In this sense, the Pope explained, his journey “was undertaken in Canada to write a new page,” and continue to walk together, always closer, with the indigenous peoples.
The Pope pointed out how apropos the motto of ‘Walking Together’ was for the Journey.
Repentance and reconciliation
Much analysis, the Pope suggested, “shows that, on the one hand, some men and women of the Church have been among the most decisive and courageous supporters of the dignity of the indigenous peoples, coming to their defence and contributing to raising awareness of their languages and cultures.”
“But, on the other hand,” he added, “there was unfortunately no shortage of those participated in programmes that today we understand are unacceptable and contrary to the Gospel.”
In this sense, he reiterated, this visit was penitential, and even if there were many joyful moments, “the meaning and tone of the whole was one of reflection, repentance and reconciliation.”
Rejecting mindset of colonization and promoting indigenous
In Edmonton, he said, there was an honest and sorrowful remembrance of the past, which continued in Quebec with “a plea” for reconciliation born of hope through Christ, and concluded, in Iqaluit, with confident trust in the “healing” made possible by the power of the Risen Lord to make all things new.
The Church’s desire, as it explicitly acknowledged the wrongs of the past–the Holy Father suggested, rejects the mindset of colonization, and esteems and promotes the indigenous cultures.
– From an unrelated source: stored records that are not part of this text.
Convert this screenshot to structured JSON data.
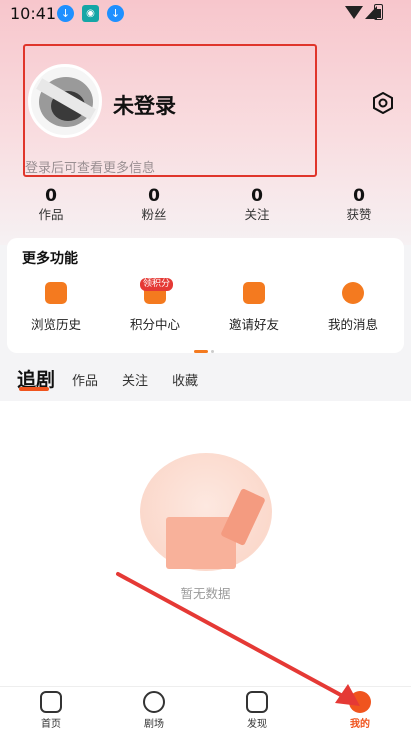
{
  "status_bar": {
    "time": "10:41"
  },
  "profile": {
    "nickname": "未登录",
    "login_hint": "登录后可查看更多信息"
  },
  "stats": [
    {
      "count": "0",
      "label": "作品"
    },
    {
      "count": "0",
      "label": "粉丝"
    },
    {
      "count": "0",
      "label": "关注"
    },
    {
      "count": "0",
      "label": "获赞"
    }
  ],
  "more_functions": {
    "title": "更多功能",
    "items": [
      {
        "label": "浏览历史",
        "icon": "history-icon"
      },
      {
        "label": "积分中心",
        "icon": "points-icon",
        "badge": "领积分"
      },
      {
        "label": "邀请好友",
        "icon": "invite-icon"
      },
      {
        "label": "我的消息",
        "icon": "message-icon"
      }
    ]
  },
  "tabs": [
    {
      "label": "追剧",
      "active": true
    },
    {
      "label": "作品"
    },
    {
      "label": "关注"
    },
    {
      "label": "收藏"
    }
  ],
  "empty_state": {
    "text": "暂无数据"
  },
  "bottom_nav": [
    {
      "label": "首页",
      "icon": "home-icon"
    },
    {
      "label": "剧场",
      "icon": "theater-icon"
    },
    {
      "label": "发现",
      "icon": "discover-icon"
    },
    {
      "label": "我的",
      "icon": "mine-icon",
      "active": true
    }
  ],
  "colors": {
    "accent": "#f0541e",
    "highlight_border": "#e0352b",
    "annotation_arrow": "#e53935"
  }
}
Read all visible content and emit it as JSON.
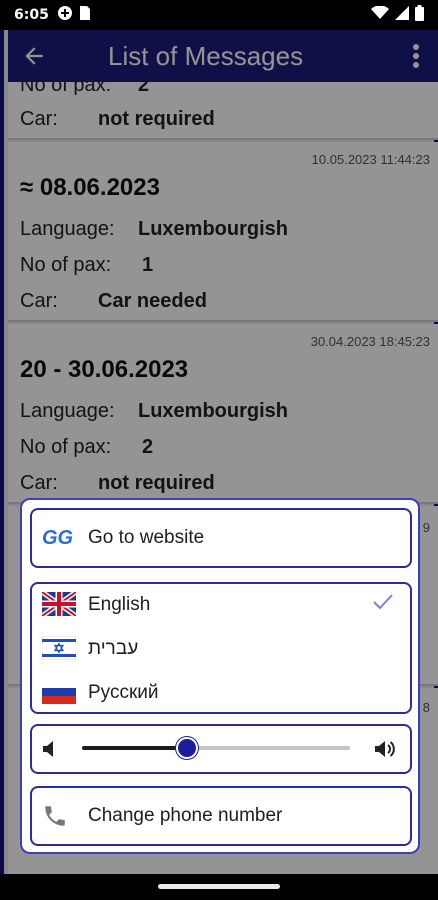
{
  "status_bar": {
    "time": "6:05"
  },
  "app_bar": {
    "title": "List of Messages"
  },
  "messages": [
    {
      "pax_label": "No of pax:",
      "pax": "2",
      "car_label": "Car:",
      "car": "not required"
    },
    {
      "timestamp": "10.05.2023   11:44:23",
      "date": "≈ 08.06.2023",
      "language_label": "Language:",
      "language": "Luxembourgish",
      "pax_label": "No of pax:",
      "pax": "1",
      "car_label": "Car:",
      "car": "Car needed"
    },
    {
      "timestamp": "30.04.2023   18:45:23",
      "date": "20 - 30.06.2023",
      "language_label": "Language:",
      "language": "Luxembourgish",
      "pax_label": "No of pax:",
      "pax": "2",
      "car_label": "Car:",
      "car": "not required"
    }
  ],
  "hidden_stamp_tail_1": "9",
  "hidden_stamp_tail_2": "8",
  "menu": {
    "website": {
      "logo_text": "GG",
      "label": "Go to website"
    },
    "languages": [
      {
        "label": "English",
        "flag": "uk-flag",
        "selected": true
      },
      {
        "label": "עברית",
        "flag": "israel-flag",
        "selected": false
      },
      {
        "label": "Русский",
        "flag": "russia-flag",
        "selected": false
      }
    ],
    "volume": {
      "level_fraction": 0.39
    },
    "phone": {
      "label": "Change phone number"
    }
  },
  "colors": {
    "app_bar": "#1d1d7c",
    "accent": "#2b2b9c",
    "check": "#8080d0"
  }
}
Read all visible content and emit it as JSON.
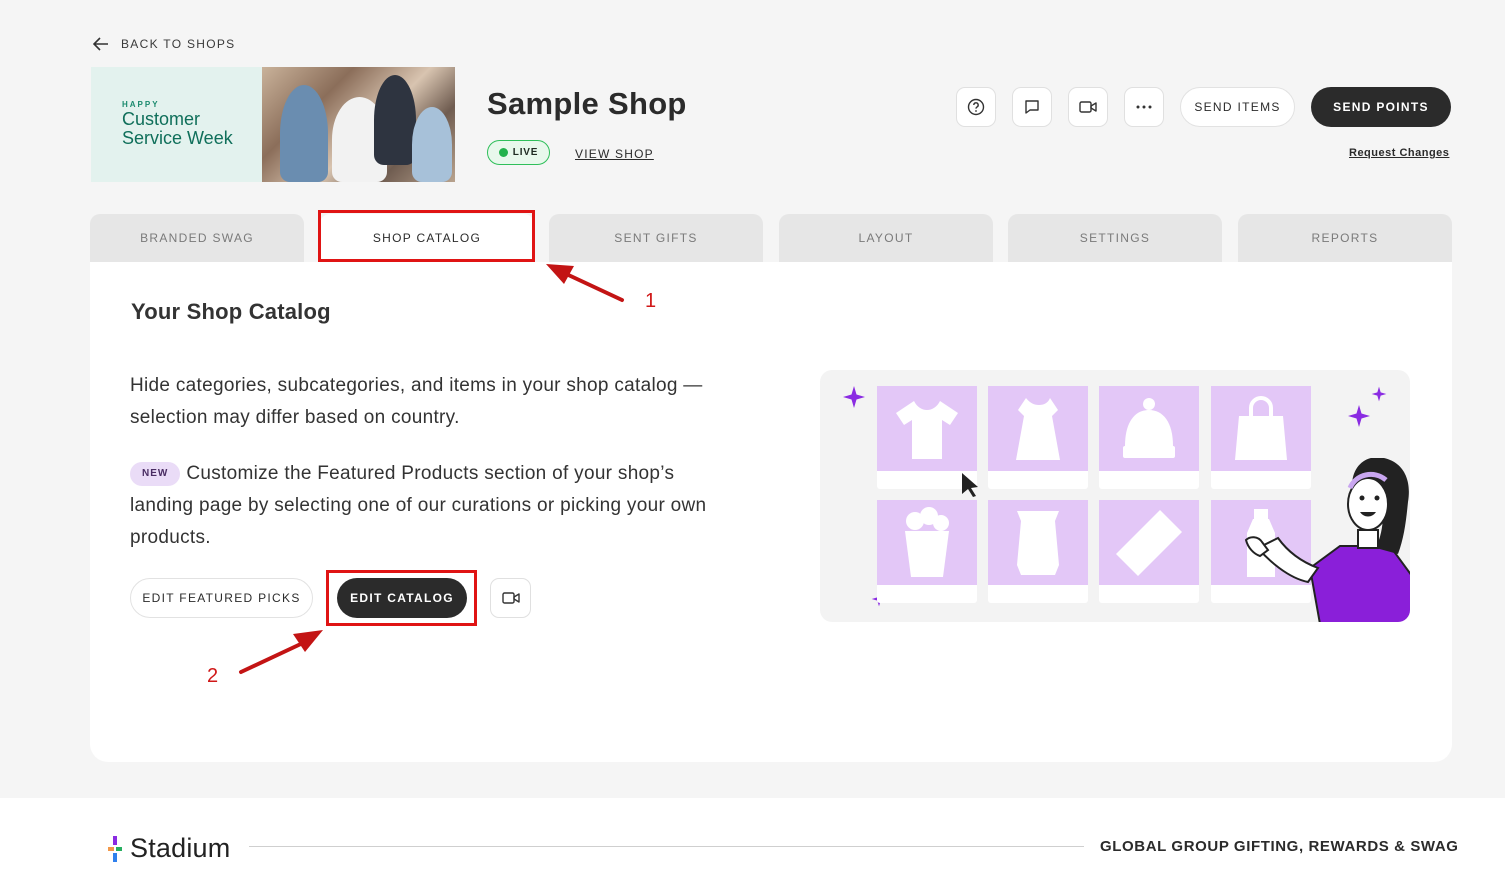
{
  "nav": {
    "back_label": "BACK TO SHOPS"
  },
  "banner": {
    "small": "HAPPY",
    "line1": "Customer",
    "line2": "Service Week"
  },
  "shop": {
    "title": "Sample Shop",
    "status": "LIVE",
    "view_label": "VIEW SHOP"
  },
  "header_actions": {
    "icons": [
      "help-icon",
      "chat-icon",
      "video-icon",
      "more-icon"
    ],
    "send_items": "SEND ITEMS",
    "send_points": "SEND POINTS",
    "request_changes": "Request Changes"
  },
  "tabs": [
    {
      "label": "BRANDED SWAG"
    },
    {
      "label": "SHOP CATALOG",
      "active": true
    },
    {
      "label": "SENT GIFTS"
    },
    {
      "label": "LAYOUT"
    },
    {
      "label": "SETTINGS"
    },
    {
      "label": "REPORTS"
    }
  ],
  "catalog": {
    "title": "Your Shop Catalog",
    "description": "Hide categories, subcategories, and items in your shop catalog —selection may differ based on country.",
    "new_badge": "NEW",
    "featured_text": "Customize the Featured Products section of your shop’s landing page by selecting one of our curations or picking your own products.",
    "edit_featured_label": "EDIT FEATURED PICKS",
    "edit_catalog_label": "EDIT CATALOG"
  },
  "annotations": {
    "step1": "1",
    "step2": "2",
    "color": "#e01414"
  },
  "illustration": {
    "items": [
      "tshirt-icon",
      "dress-icon",
      "beanie-icon",
      "bag-icon",
      "popcorn-icon",
      "snack-bag-icon",
      "candy-bar-icon",
      "bottle-icon"
    ]
  },
  "footer": {
    "brand": "Stadium",
    "tagline": "GLOBAL GROUP GIFTING, REWARDS & SWAG"
  },
  "colors": {
    "dark": "#2b2b2b",
    "accent_purple": "#8a2be2",
    "tile_purple": "#e3c7f7",
    "live_green": "#22b24c"
  }
}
Pope Francis concluded by praying, “May the fortitude and pacific action of the indigenous peoples of Canada be an example for all originary peoples not to close themselves up, but to offer their indispensable contribution for a more fraternal humanity, that knows how to love creation and the Creator, in harmony with creation, in harmony between you all.”
* (“Enfranchisement” was the process of changing the civil status of Indigenous peoples from “Indians” to full Canadian citizens – a process of assimilation that often came at the expense of their indigenous identity. Originally voluntary, enfranchisement became compulsory in 1876 and remained so into the 1960s.)